Tu ne sais pas ce qu'est de fuir les solicitudes de tous ceux qui veulent t’aider, te rappellant par elles combien bien bas tu es tombé.

Tu ne sais pas ce qu'est de tourner chaque page d'un calendrier comme un condamné à mort, une mort sociale.

Tu ne sais pas ce qu'est de rester enfermé des jours entre le silence de tes murs, n’allumant radio et télévision qu’à la tombée de la nuit pour pas que son silence ne s’y ajoute, de peur que les cris des fantômes ne reviennent.

Tu ne sais pas tout cela et je te souhaite de ne jamais le connaître.

Dans ta vie chargée et compliquée, tu ignores l’angoisse du vide de l’abîme s’ouvrant sous tes pas. Tu n’y vois que le flou d’un avenir qui t’effraie comme m’effraie le mien. Derrière les brumes de l’apparence tu n’oses aller,  de peur d’y trouver tout ce que tu fuis,  pour rester celle que les autres aiment que tu sois. Cette femme qu'ils disent aimer, que tu as construite patiemment, que tu n’es plus sûre d’être, pourrait elle aussi devenir un fantôme dans sa vie comme je le suis dans la mienne. Nos réussites peuvent devenir des prisons dévoreuses de notre âme autant que peuvent l’être nos défaites.

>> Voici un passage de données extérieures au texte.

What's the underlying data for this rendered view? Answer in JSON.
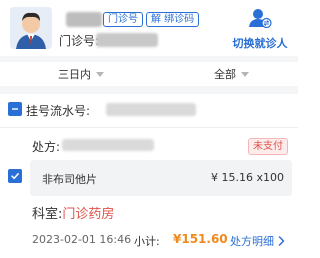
{
  "header": {
    "tag_clinic": "门诊号",
    "tag_binding": "解 绑诊码",
    "card_label": "门诊号:",
    "switch_label": "切换就诊人"
  },
  "filters": {
    "time_value": "三日内",
    "scope_value": "全部"
  },
  "registration": {
    "label": "挂号流水号:"
  },
  "prescription": {
    "label": "处方:",
    "status": "未支付",
    "item_name": "非布司他片",
    "item_price": "¥ 15.16 x100"
  },
  "department": {
    "label": "科室:",
    "value": "门诊药房"
  },
  "footer": {
    "datetime": "2023-02-01 16:46",
    "subtotal_label": "小计:",
    "subtotal_value": "¥151.60",
    "detail_link": "处方明细"
  },
  "colors": {
    "accent": "#2a6fd6",
    "warning": "#e0524a",
    "amount": "#f08a1c"
  }
}
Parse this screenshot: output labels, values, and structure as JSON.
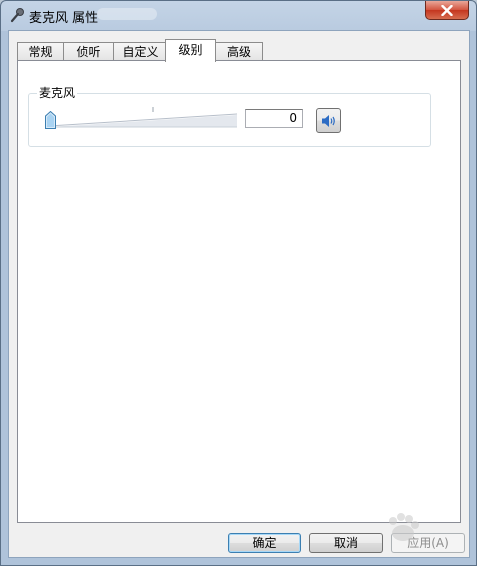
{
  "window": {
    "title": "麦克风 属性"
  },
  "tabs": [
    {
      "label": "常规"
    },
    {
      "label": "侦听"
    },
    {
      "label": "自定义"
    },
    {
      "label": "级别"
    },
    {
      "label": "高级"
    }
  ],
  "active_tab": "级别",
  "levels": {
    "group_label": "麦克风",
    "volume_value": "0",
    "volume_level_percent": 0,
    "mute_icon": "speaker-icon"
  },
  "buttons": {
    "ok": "确定",
    "cancel": "取消",
    "apply": "应用(A)"
  },
  "colors": {
    "titlebar": "#b9cbe0",
    "close_button": "#c4361f",
    "panel_bg": "#ffffff",
    "dialog_bg": "#f0f0f0",
    "default_button_border": "#3c7fb1",
    "speaker_icon": "#2c6cc4"
  }
}
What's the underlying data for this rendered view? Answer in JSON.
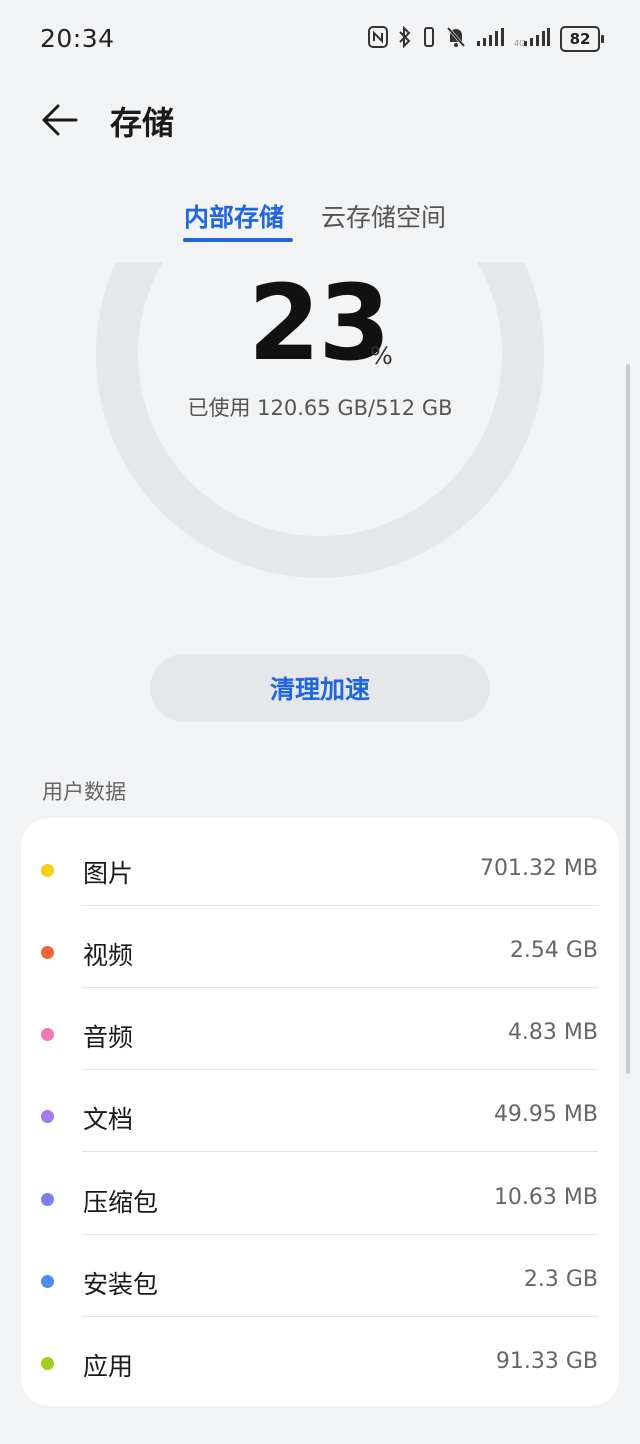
{
  "status_bar": {
    "time": "20:34",
    "battery": "82",
    "icons": [
      "nfc-icon",
      "bluetooth-icon",
      "vibrate-icon",
      "mute-bell-icon",
      "signal-icon",
      "signal-icon-2"
    ]
  },
  "header": {
    "title": "存储",
    "back_icon": "back-arrow-icon"
  },
  "tabs": [
    {
      "label": "内部存储",
      "active": true
    },
    {
      "label": "云存储空间",
      "active": false
    }
  ],
  "gauge": {
    "percent": "23",
    "percent_sign": "%",
    "used_text": "已使用 120.65 GB/512 GB",
    "used_fraction": 0.23
  },
  "clean_button": {
    "label": "清理加速"
  },
  "section": {
    "title": "用户数据"
  },
  "items": [
    {
      "label": "图片",
      "value": "701.32 MB",
      "color": "#f5cf10"
    },
    {
      "label": "视频",
      "value": "2.54 GB",
      "color": "#ef6533"
    },
    {
      "label": "音频",
      "value": "4.83 MB",
      "color": "#f277b2"
    },
    {
      "label": "文档",
      "value": "49.95 MB",
      "color": "#a478e8"
    },
    {
      "label": "压缩包",
      "value": "10.63 MB",
      "color": "#7d7ff0"
    },
    {
      "label": "安装包",
      "value": "2.3 GB",
      "color": "#4a8ef3"
    },
    {
      "label": "应用",
      "value": "91.33 GB",
      "color": "#9ccf1e"
    }
  ],
  "colors": {
    "accent": "#1f66e0",
    "background": "#f1f3f5",
    "ring_track": "#e6e7e9",
    "ring_used": "#62d34a"
  }
}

Ainsi rappelle toi Kipling,  disant à son fils que pour devenir un homme il faut savoir accueillir d'un même front triomphe comme défaite. Pour devenir une femme, il le faut aussi. Il faut savoir que la vie commence par un triomphe, puis n’est qu'une suite de défaites et de triomphes, petits et grands, qui se terminera par une défaite inévitable. A toi de savoir les combats que tu souhaites mener pour qu'au jour de la défaite finale,  tu puisses partir dans l’honneur d’avoir choisi tes armes à défaut de tes combats et adversaires.

Je t'embrasse ma chère amie et te souhaite tout le bonheur possible au milieu de tous ces impossibles que nous pouvons rencontrer dans notre vie.